Astronomy & Astrophysics is publishing the spectacular discovery of meteorite fragments 20 years after the corresponding bolide was seen in the skies of the Czech Republic. This discovery was made possible by reanalyzing the trajectory, which moved the impact line by 330 meters. Interestingly, the meteorites found on the ground are of different types, pointing to a parent asteroid of heterogeneous composition.
Collisions of meter-sized meteoroids with the Earth’s atmosphere are relatively rare, occurring about 40 times a year. They cause very spectacular events, known as superbolides. One of the best known such events, the Benešov bolide, occurred on 7 May 1991 at 23h 03m 46s UT over the Czech Republic. It was recorded during systematic photographic observations by the European Fireball Network and certainly ended in a multiple meteorite fall, but no meteorite was found in the weeks and years after the fall, despite many attempts.
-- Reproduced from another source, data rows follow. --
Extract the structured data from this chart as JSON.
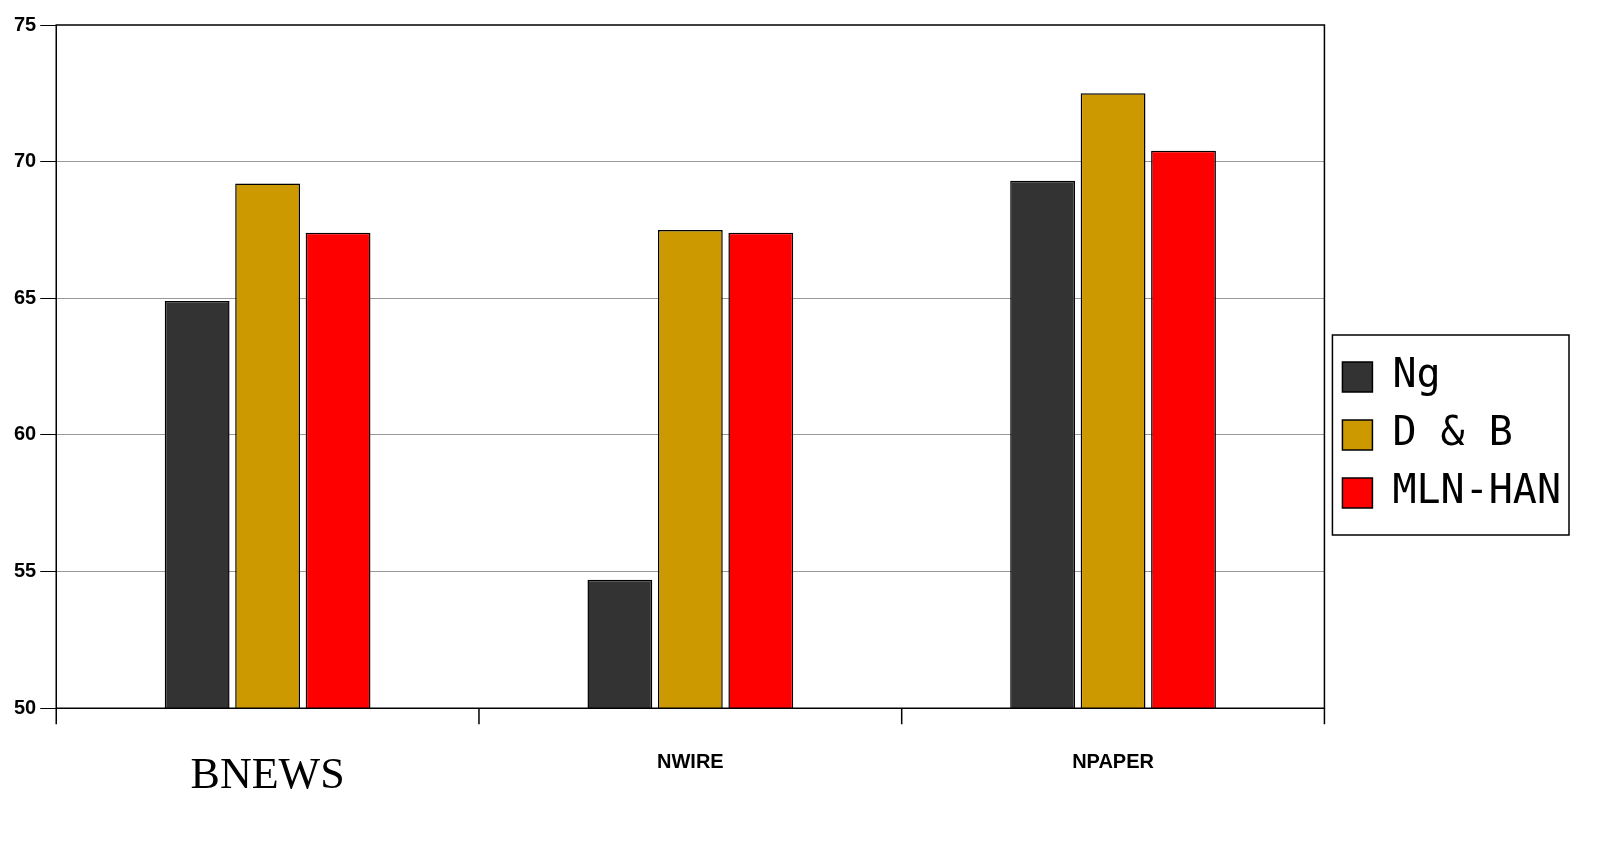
{
  "chart_data": {
    "type": "bar",
    "categories": [
      "BNEWS",
      "NWIRE",
      "NPAPER"
    ],
    "series": [
      {
        "name": "Ng",
        "color": "#333333",
        "values": [
          64.9,
          54.7,
          69.3
        ]
      },
      {
        "name": "D & B",
        "color": "#cc9900",
        "values": [
          69.2,
          67.5,
          72.5
        ]
      },
      {
        "name": "MLN-HAN",
        "color": "#ff0000",
        "values": [
          67.4,
          67.4,
          70.4
        ]
      }
    ],
    "ylim": [
      50,
      75
    ],
    "yticks": [
      50,
      55,
      60,
      65,
      70,
      75
    ],
    "grid": "y",
    "legend": "right"
  }
}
In February 2011, nearly 20 years after the event, P. Spurný and his colleagues  measured the records again and analyzed the data with improved methods. This led to a new picture of the whole event with a revised atmospheric trajectory and a new impact location. This allowed the team to recover the Benešov meteorites, 20 years after the fall, exactly in the newly predicted area. It is the first time a meteorite is found so long after the bolide observation. The team found four small, highly-weathered meteorites with a total mass of 12 g.The probability that these four fragments come from different meteoroids and were found by chance at the same place is estimated to be 1 in 100,000 or less. Even more interestingly, these four meteorites are of three different mineralogical types. This means that the Benešov meteoroid was heterogeneous and contained at least three different types of material. After the Almahata Sitta fall, this is the second time that such a heterogeneous composition has been found. It raises the possibility that a significant fraction of all asteroids are heterogeneous and that they were strongly reprocessed by collisions with other asteroids in the main belt. The team includes P. Spurný, J. Haloda, J. Borovička, L. Shrbený, and P. Halodová.